Speaker
Description
Electrochemical storage systems, such as lithium batteries and fuel cells, have become an increasingly important pillar in a zero-carbon strategy for curbing climate change, with their potential to power multiscale stationary and mobile applications. Immense progress has been made in electrochemical storage technology during the past decades, but significant challenges remain and new development strategies are required to improve performance, fully exploit power density capacity, utilize sustainable resources, and lower production costs. Suitable characterization techniques are crucial for understanding, inter alia, 3D diffusion processes, formation of passivation layers or dendrites in batteries or visualize the water management in fuel cells. Studies of such phenomena typically utilize 2D or 3D imaging techniques, offering locally resolved information.

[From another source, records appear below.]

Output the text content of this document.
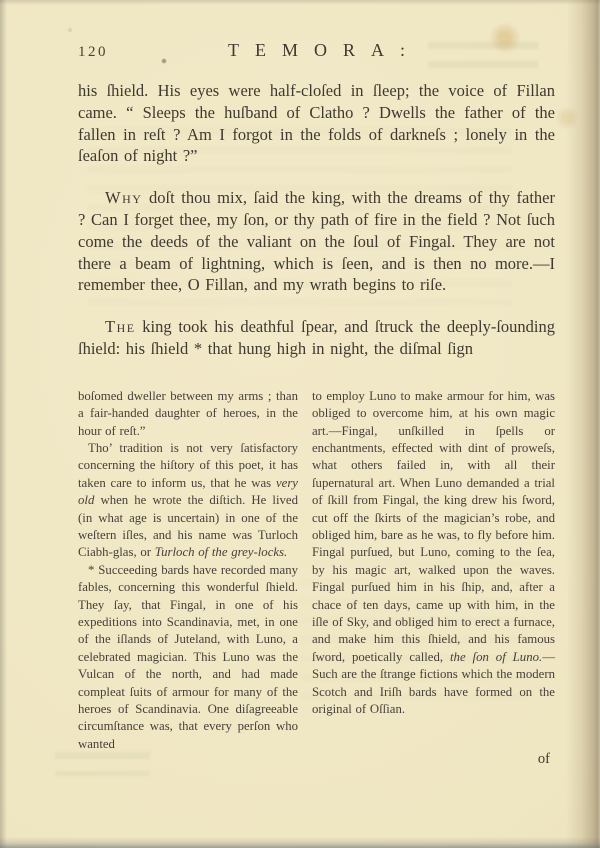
120	TEMORA:

his ſhield. His eyes were half-cloſed in ſleep; the voice of Fillan came. “ Sleeps the huſband of Clatho ? Dwells the father of the fallen in reſt ? Am I forgot in the folds of darkneſs ; lonely in the ſeaſon of night ?”

Why doſt thou mix, ſaid the king, with the dreams of thy father ? Can I forget thee, my ſon, or thy path of fire in the field ? Not ſuch come the deeds of the valiant on the ſoul of Fingal. They are not there a beam of lightning, which is ſeen, and is then no more.—I remember thee, O Fillan, and my wrath begins to riſe.

The king took his deathful ſpear, and ſtruck the deeply-ſounding ſhield: his ſhield * that hung high in night, the diſmal ſign

boſomed dweller between my arms ; than a fair-handed daughter of heroes, in the hour of reſt.”

Tho’ tradition is not very ſatisfactory concerning the hiſtory of this poet, it has taken care to inform us, that he was very old when he wrote the diſtich. He lived (in what age is uncertain) in one of the weſtern iſles, and his name was Turloch Ciabh-glas, or Turloch of the grey-locks.

* Succeeding bards have recorded many fables, concerning this wonderful ſhield. They ſay, that Fingal, in one of his expeditions into Scandinavia, met, in one of the iſlands of Juteland, with Luno, a celebrated magician. This Luno was the Vulcan of the north, and had made compleat ſuits of armour for many of the heroes of Scandinavia. One diſagreeable circumſtance was, that every perſon who wanted

to employ Luno to make armour for him, was obliged to overcome him, at his own magic art.—Fingal, unſkilled in ſpells or enchantments, effected with dint of proweſs, what others failed in, with all their ſupernatural art. When Luno demanded a trial of ſkill from Fingal, the king drew his ſword, cut off the ſkirts of the magician’s robe, and obliged him, bare as he was, to fly before him. Fingal purſued, but Luno, coming to the ſea, by his magic art, walked upon the waves. Fingal purſued him in his ſhip, and, after a chace of ten days, came up with him, in the iſle of Sky, and obliged him to erect a furnace, and make him this ſhield, and his famous ſword, poetically called, the ſon of Luno.—Such are the ſtrange fictions which the modern Scotch and Iriſh bards have formed on the original of Oſſian.

of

Over the last decades neutron imaging has been steadily growing in many disciplines as a result of improvements to neutron detectors and imaging facilities, providing significantly higher spatial and temporal resolutions. The high sensitivity for light-Z elements, in particular hydrogen and lithium, makes neutron imaging to the perfect probe to study inter alia, changes of the media distribution and transport mechanisms in electrochemical components.
All of that provides a platform for studying dynamic and structural process with a high local resolution making neutron imaging to a rising investigation tool in energy research. An overview of latest neutron battery and fuel cell research will be presented, providing a deep insight in dynamic, multi-dimensional, complementary neutron imaging and structural analysis with focus on direct probing in 3D and 4D with the fourth dimension being time or energy. The main challenges for neutron imaging of electrochemical devices will be outlined and an outlook on development methods in the field and their potential and significance for future research on electrochemical devices will be discussed.